De l'art de se distinguer


Après vingt-cinq ans de carrière, dix albums, deux "gros tchubes" comme dirait Valery Zeitoun (Elle a les yeux revolver, #4 en juillet 85; J’ai tout oublié, #1 en février 2002) et une ribambelle de succès*, Marc Lavoine n’ignore plus rien des ficelles du métier : il faut se distinguer. La carrière d’une vedette de variété est faite de hauts et de bas, toujours tractée au final par deux ou trois chansons-miracle, guère plus, qui parviennent à marquer la mémoire. C’est peu, mais n’est pas Jean-Jacques Goldman qui veut.
Tous les chanteurs rêvent de lumière, d’Inrockuptibles, de prix, de Victoires et du canapé de Drucker. Suite à son retour fracassant de 2002, Marc Lavoine a sorti des disques, des compilations, a persévéré dans le cinéma - avec plus de bonheur qu’un Patrick Bruel notons-le, puisqu’il a transformé l’essai, apparaissant déjà dans une quinzaine de films, dont quelques cartons du box-office.
En septembre 2009, sortait VOLUME 10, son plus récent album. Pour en promouvoir le deuxième single, Demande-moi, une rengaine insipide comme en compte beaucoup ce CD, Lavoine exhibe dans son nouveau vidéo-clip une jeune femme nue, et totalement épilée, rêvassant sous une douche de circonstance. En appâtant le gogo, Lavoine s'assure 1. d’effaroucher à peu de frais – ce qui est bon pour sa publicité, 2. de vendre quelques albums supplémentaires – de quoi ravir sa maison de disques, et 3. de toucher de sympathiques droits d'auteur avec la diffusion de sa vidéo sur les chaînes à clip.

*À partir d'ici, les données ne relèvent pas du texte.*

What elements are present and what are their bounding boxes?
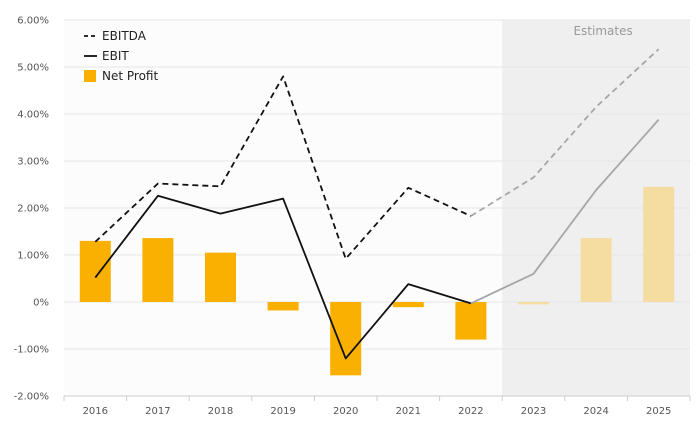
- ebit-line-actual: [94, 194, 472, 360]
- x-tick-label: 2018: [208, 406, 233, 417]
- net-profit-bar: [330, 302, 362, 376]
- y-tick-label: -2.00%: [14, 392, 49, 403]
- net-profit-bar: [267, 302, 299, 311]
- estimates-label: Estimates: [573, 24, 632, 38]
- y-tick-label: 6.00%: [17, 16, 49, 27]
- net-profit-bar: [79, 240, 111, 302]
- x-tick-label: 2024: [583, 406, 608, 417]
- legend-label: Net Profit: [102, 69, 158, 83]
- y-tick-label: 4.00%: [17, 110, 49, 121]
- net-profit-bar: [205, 252, 236, 302]
- y-tick-label: 0%: [33, 298, 49, 309]
- net-profit-bar: [518, 302, 549, 305]
- net-profit-bar: [455, 302, 487, 340]
- y-tick-label: 5.00%: [17, 63, 49, 74]
- x-tick-label: 2019: [270, 406, 295, 417]
- x-tick-label: 2025: [646, 406, 671, 417]
- net-profit-bar: [392, 302, 424, 308]
- y-tick-label: 2.00%: [17, 204, 49, 215]
- y-tick-label: 3.00%: [17, 157, 49, 168]
- x-tick-label: 2016: [83, 406, 108, 417]
- ebit-line-estimate: [470, 119, 660, 305]
- x-tick-label: 2023: [521, 406, 546, 417]
- legend-label: EBIT: [102, 49, 129, 63]
- ebitda-line-estimate: [470, 48, 660, 217]
- legend-label: EBITDA: [102, 29, 147, 43]
- x-tick-label: 2017: [145, 406, 170, 417]
- y-tick-label: 1.00%: [17, 251, 49, 262]
- net-profit-bar: [142, 238, 174, 302]
- x-tick-label: 2020: [333, 406, 358, 417]
- x-tick-label: 2022: [458, 406, 483, 417]
- net-profit-bar: [580, 238, 612, 302]
- x-tick-label: 2021: [396, 406, 421, 417]
- net-profit-bar: [643, 186, 675, 302]
- legend-swatch-bar: [84, 70, 96, 82]
- y-tick-label: -1.00%: [14, 345, 49, 356]
- ebitda-line-actual: [94, 75, 472, 260]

Malin, efficace... mais raté car cousu de fil blanc, faussement audacieux, aussi lisse qu’une publicité pour une marque de crème dépilatoire.
Un troisième extrait viendra promouvoir VOLUME 10. Quel sera-t-il ? Pour enfoncer le clou, ce pourrait bien être son titre « érotique » : Je rêve de ton cul. Une mélodie passe-partout pour des paroles plutôt ternes («Je rêve de ton cul, je l’adore/ C’est la plus belle vue, elle vaut son pesant d’or »). Difficile de se frotter à ce thème après Brassens (Vénus Callipyge), Nougaro (Le K du Q), Gainsbourg (Vu de l’extérieur), Pierre Louki (Les fesses de la marquise) ou Renaud (Fanny de la Sorgue)… Quel clip pour l’habiller ? Plan fixe sur une paire fesses ? Ce serait trop prévisible, d'une part - et la prévisibilité n’est pas signe d’inspiration…, et forcément décevant d'autre part car question vidéo, Sébastien Tellier a tiré le gros lot : Look, un dessin animé réalisé par Mrzyck & Moriceau, d’une simplicité obsédante. Comme quoi l’imagination, impuissante chez certains, peut prendre chez d’autres un miraculeux pouvoir.

Baptiste Vignol

Look

* parmi lesquels Le parking des anges, #11, 1986; Bascule avec moi, #21, 1987; Même si, #24, 1987; Le monde est tellement con, #27, 1988; Qu'est-ce que t'es belle, #31, 1988; Si tu veux le savoir, #17, 1988; C’est la vie, #14, 1989 ; Rue Fontaine, #18, 1990; Je n’ai plus rien à te donner, #18,1990; Paris, #28, 1991; L’amour de trente secondes, #32, 1991; C'est ça, la France, 1997; Les tournesols, #62, 1998; Le Pont Mirabeau, #83, 2000; Je ne veux qu’elle, #9, 2002; Toi, mon amour, #8, 2005.